I looked down at my hands, feeling far more hopelessly than I ever had in the past. Or at least for a good long while.
I had to repair this.
Kate deserved better. She always had.
And the problem was, I knew exactly where she had run off to. That should worry me more than anything.
I ran around the corner and down two blocks to where the small creek that surrounded the area lay. We were in off-season, so the creek wasn’t full or bubbling, but there was still enough of it for one of those picturesque moments if you were on a certain bridge.
Our bridge.
The one that I had first kissed her on, the one that I had first allowed myself to just be.
Kate stood there on the bridge, her back to me.
The slight breeze in the air winnowed through her hair, sending tendrils backward.
She turned slightly so I could see her profile, but she hadn’t caught sight of me.
She looked like a damn goddess there. With her hair billowing around her face, those flowing pants moving slightly in the wind.
As dusk threatened, the streetlights hadn’t turned on fully, so I couldn’t see her face.
I couldn’t read her features. That had been the problem the past week or so.
Because she had started to hide her feelings from me.
But even in our lightest moments, those feelings had broken through.
And I had seen the rawness of them so well it scared me.
I was such a bastard.
She stood on our bridge, the one we had first kissed, the one where I had taken it too far, and there was no going back to what was.
I knew my footsteps were loud as I walked up behind her, but Kate didn’t say anything.
Didn’t move. Instead she just stared off into the distance, her hands on the railing.
The metal and wood of the bridge was more decorative than anything.
If a strong gust hit it, it was sturdy enough not to be blown away, but bicyclists didn’t even use it really.

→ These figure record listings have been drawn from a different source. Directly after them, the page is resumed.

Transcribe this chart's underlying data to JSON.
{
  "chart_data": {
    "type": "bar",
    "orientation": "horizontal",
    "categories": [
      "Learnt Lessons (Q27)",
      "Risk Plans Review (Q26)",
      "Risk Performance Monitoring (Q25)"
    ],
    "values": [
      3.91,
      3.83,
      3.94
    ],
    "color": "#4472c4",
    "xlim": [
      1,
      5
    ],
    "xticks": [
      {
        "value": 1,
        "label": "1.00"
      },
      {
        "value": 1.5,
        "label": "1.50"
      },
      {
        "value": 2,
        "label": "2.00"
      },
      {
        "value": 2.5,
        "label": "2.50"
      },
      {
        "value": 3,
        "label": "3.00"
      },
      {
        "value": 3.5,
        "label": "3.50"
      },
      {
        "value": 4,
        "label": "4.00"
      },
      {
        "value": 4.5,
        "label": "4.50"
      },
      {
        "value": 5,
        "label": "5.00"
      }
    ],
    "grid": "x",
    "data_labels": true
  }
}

It was just a place that was fragile enough that others stayed away from it, yet sturdy enough for you to walk over, or perhaps take a moment.

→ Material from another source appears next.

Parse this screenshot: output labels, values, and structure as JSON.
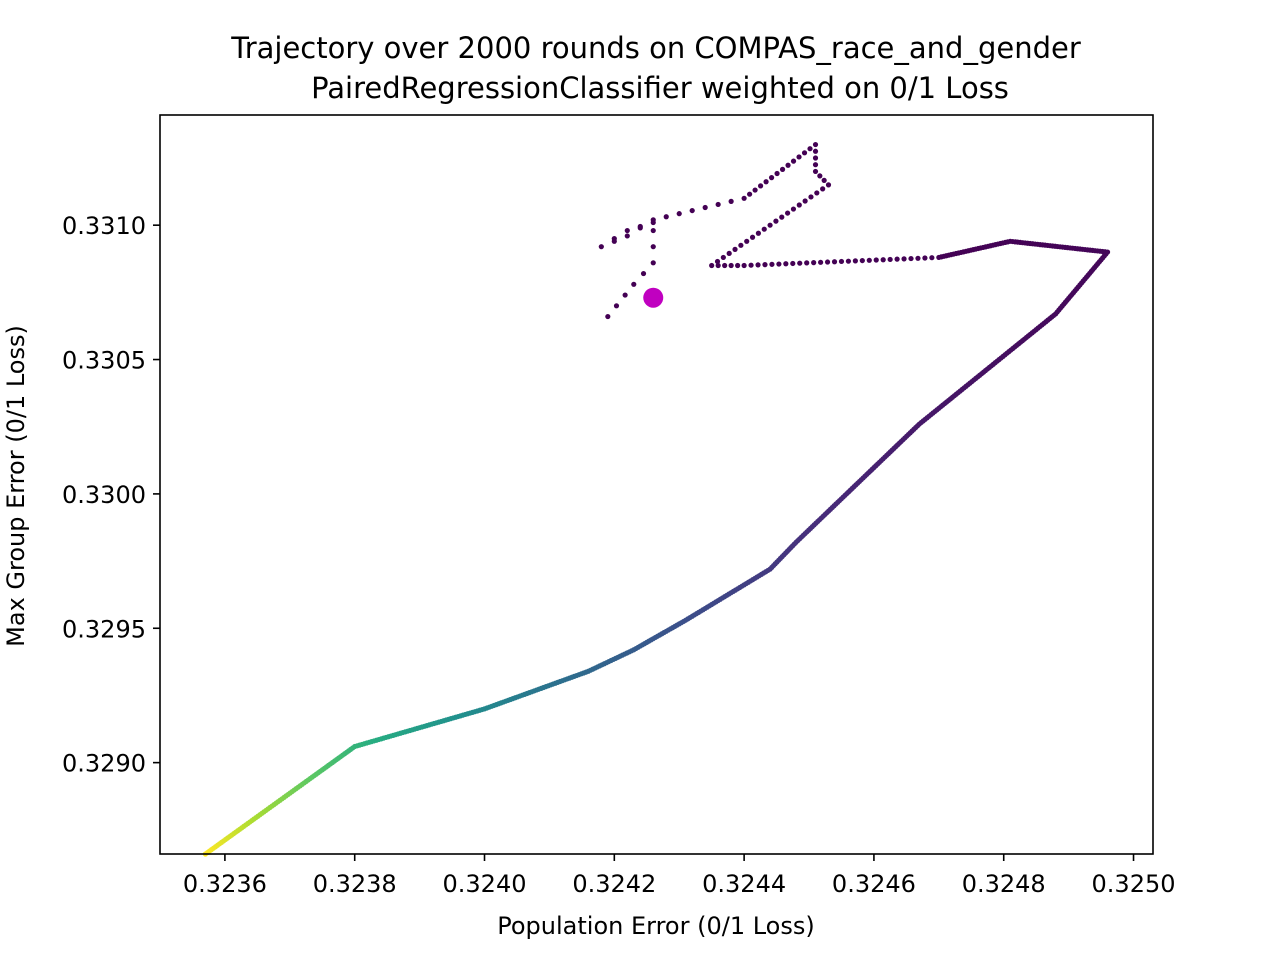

Just like we had done before.
And perhaps what we were doing now.
“Who is she?”
Her voice broke me. Because there wasn’t sadness there. There wasn’t anger. No, it was resignation. I would’ve even preferred it being devoid of emotion. Instead it was as if she knew where this would lead. And I didn’t even know.
“Her name is Laura.”
“That’s not really an answer. But perhaps it is. Is she why you kept us secret for so long?”

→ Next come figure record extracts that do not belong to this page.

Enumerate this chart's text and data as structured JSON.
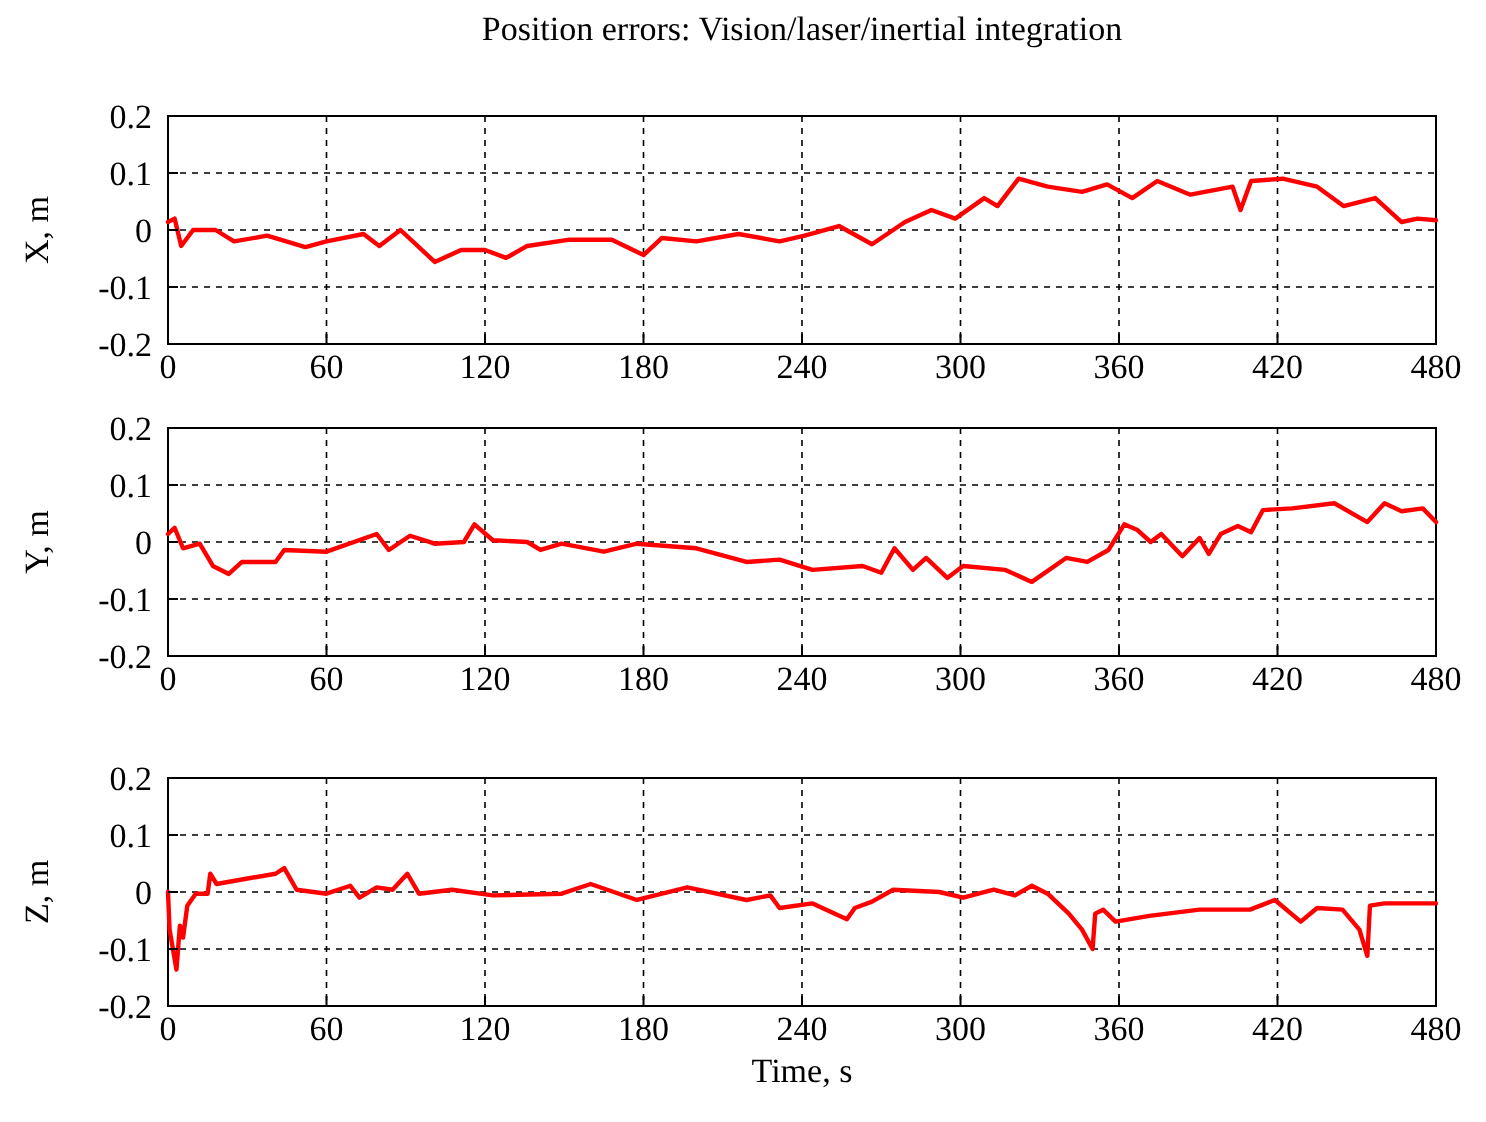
{
  "chart_data": [
    {
      "type": "line",
      "title": "Position errors: Vision/laser/inertial integration",
      "ylabel": "X, m",
      "xlim": [
        0,
        480
      ],
      "xticks": [
        0,
        60,
        120,
        180,
        240,
        300,
        360,
        420,
        480
      ],
      "ylim": [
        -0.2,
        0.2
      ],
      "yticks": [
        -0.2,
        -0.1,
        0,
        0.1,
        0.2
      ],
      "grid": true,
      "line_style": "solid",
      "series": [
        {
          "color": "#ff0000",
          "x": [
            0,
            2.5,
            5,
            9.5,
            18,
            25,
            37.5,
            52,
            60,
            74,
            80,
            88,
            101,
            111,
            120,
            128,
            136,
            152,
            168,
            180,
            187,
            200,
            216,
            231.5,
            241,
            254,
            266.5,
            279,
            289,
            298,
            309,
            314,
            322,
            333,
            346,
            355.5,
            365,
            374.5,
            387,
            403,
            406,
            410,
            422,
            435,
            445,
            457,
            467,
            473,
            480
          ],
          "values": [
            0.014,
            0.02,
            -0.028,
            0,
            0,
            -0.02,
            -0.01,
            -0.03,
            -0.02,
            -0.007,
            -0.028,
            0,
            -0.056,
            -0.035,
            -0.035,
            -0.049,
            -0.028,
            -0.017,
            -0.017,
            -0.044,
            -0.014,
            -0.02,
            -0.007,
            -0.02,
            -0.01,
            0.007,
            -0.025,
            0.014,
            0.035,
            0.02,
            0.056,
            0.042,
            0.09,
            0.076,
            0.067,
            0.08,
            0.056,
            0.086,
            0.062,
            0.076,
            0.035,
            0.086,
            0.09,
            0.076,
            0.042,
            0.056,
            0.014,
            0.02,
            0.017
          ]
        }
      ]
    },
    {
      "type": "line",
      "ylabel": "Y, m",
      "xlim": [
        0,
        480
      ],
      "xticks": [
        0,
        60,
        120,
        180,
        240,
        300,
        360,
        420,
        480
      ],
      "ylim": [
        -0.2,
        0.2
      ],
      "yticks": [
        -0.2,
        -0.1,
        0,
        0.1,
        0.2
      ],
      "grid": true,
      "line_style": "solid",
      "series": [
        {
          "color": "#ff0000",
          "x": [
            0,
            2.5,
            5.7,
            12,
            17,
            23,
            28,
            40.7,
            44,
            60,
            79,
            83.6,
            91.6,
            101,
            112,
            116,
            123,
            136,
            141,
            149,
            165,
            177.5,
            200,
            219,
            231.5,
            244,
            263,
            270,
            275,
            282,
            287,
            295,
            301,
            317,
            327,
            340,
            348,
            356,
            362,
            367,
            372,
            376,
            384,
            390.5,
            394,
            398.5,
            405,
            410,
            414.5,
            425.6,
            441.5,
            454,
            460.5,
            467,
            475,
            480
          ],
          "values": [
            0.014,
            0.025,
            -0.011,
            -0.003,
            -0.042,
            -0.056,
            -0.035,
            -0.035,
            -0.014,
            -0.017,
            0.014,
            -0.014,
            0.011,
            -0.003,
            0,
            0.031,
            0.003,
            0,
            -0.014,
            -0.003,
            -0.017,
            -0.003,
            -0.011,
            -0.035,
            -0.031,
            -0.049,
            -0.042,
            -0.054,
            -0.011,
            -0.049,
            -0.028,
            -0.063,
            -0.042,
            -0.049,
            -0.07,
            -0.028,
            -0.035,
            -0.014,
            0.031,
            0.021,
            0,
            0.014,
            -0.025,
            0.007,
            -0.021,
            0.014,
            0.028,
            0.017,
            0.056,
            0.059,
            0.068,
            0.035,
            0.068,
            0.054,
            0.059,
            0.035
          ]
        }
      ]
    },
    {
      "type": "line",
      "ylabel": "Z, m",
      "xlabel": "Time, s",
      "xlim": [
        0,
        480
      ],
      "xticks": [
        0,
        60,
        120,
        180,
        240,
        300,
        360,
        420,
        480
      ],
      "ylim": [
        -0.2,
        0.2
      ],
      "yticks": [
        -0.2,
        -0.1,
        0,
        0.1,
        0.2
      ],
      "grid": true,
      "line_style": "solid",
      "series": [
        {
          "color": "#ff0000",
          "x": [
            0,
            0.6,
            3.2,
            4.5,
            5.7,
            7.3,
            10.5,
            15,
            16,
            18.4,
            28,
            40.7,
            44,
            48.7,
            60,
            69,
            72.5,
            79,
            85,
            90.6,
            95,
            107.5,
            123,
            149,
            160,
            177.5,
            196.6,
            219,
            228,
            231.5,
            244,
            257,
            260,
            266.5,
            274.5,
            292,
            301,
            312.6,
            320.6,
            327,
            333,
            341,
            346,
            350,
            351,
            354,
            358.7,
            371.5,
            390.5,
            409.6,
            419,
            428.8,
            435,
            444.6,
            451,
            454,
            455,
            460.5,
            480
          ],
          "values": [
            0,
            -0.066,
            -0.136,
            -0.059,
            -0.08,
            -0.024,
            -0.003,
            -0.003,
            0.032,
            0.014,
            0.022,
            0.032,
            0.042,
            0.004,
            -0.003,
            0.011,
            -0.01,
            0.008,
            0.004,
            0.032,
            -0.003,
            0.004,
            -0.006,
            -0.003,
            0.014,
            -0.014,
            0.008,
            -0.014,
            -0.006,
            -0.028,
            -0.02,
            -0.048,
            -0.028,
            -0.017,
            0.004,
            0,
            -0.01,
            0.004,
            -0.006,
            0.011,
            -0.003,
            -0.038,
            -0.066,
            -0.1,
            -0.038,
            -0.031,
            -0.052,
            -0.042,
            -0.031,
            -0.031,
            -0.014,
            -0.052,
            -0.028,
            -0.031,
            -0.066,
            -0.112,
            -0.024,
            -0.02,
            -0.02
          ]
        }
      ]
    }
  ]
}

I frowned, resisting the urge to reach out and touch her shoulder. I wanted her to face me. I needed to see her eyes. Only I knew once I did I would lose all sense of what I needed to do. Not what I wanted to do.
“I thought the two of us were keeping our business private because we wanted to. Because of your small town, and because it was nice just to have something for the two of us.”
She turned then, a wry smile on her face.
But it didn’t reach her eyes. “You know what, that is true. I’m the one who agreed to secrecy.
To hiding what we were to each other. Though I don’t really know what that is, so the hiding it had been a good thing.
It had given us time to be with one another, without any complications or worries or expectations. Except I might.”
“Kate.”
She shook her head. “I lied. Because I did have expectations. I didn’t mean to.
But I kept wanting more. And that’s my problem.
We never promised each other more. We didn’t promise each other anything.
So who is Laura, Sawyer? How many other secrets did you keep?
How many other trysts did you keep in your pocket?
Did you take her up to a mountain lodge?
Where you pretended there was one room and one bed? ”
“No. It’s not like that.”
“Then what was it? Where did I go wrong?”
I needed to reach out but I knew she’d reject my touch. And I’d deserve it. “You didn’t go wrong. This isn’t your fault.”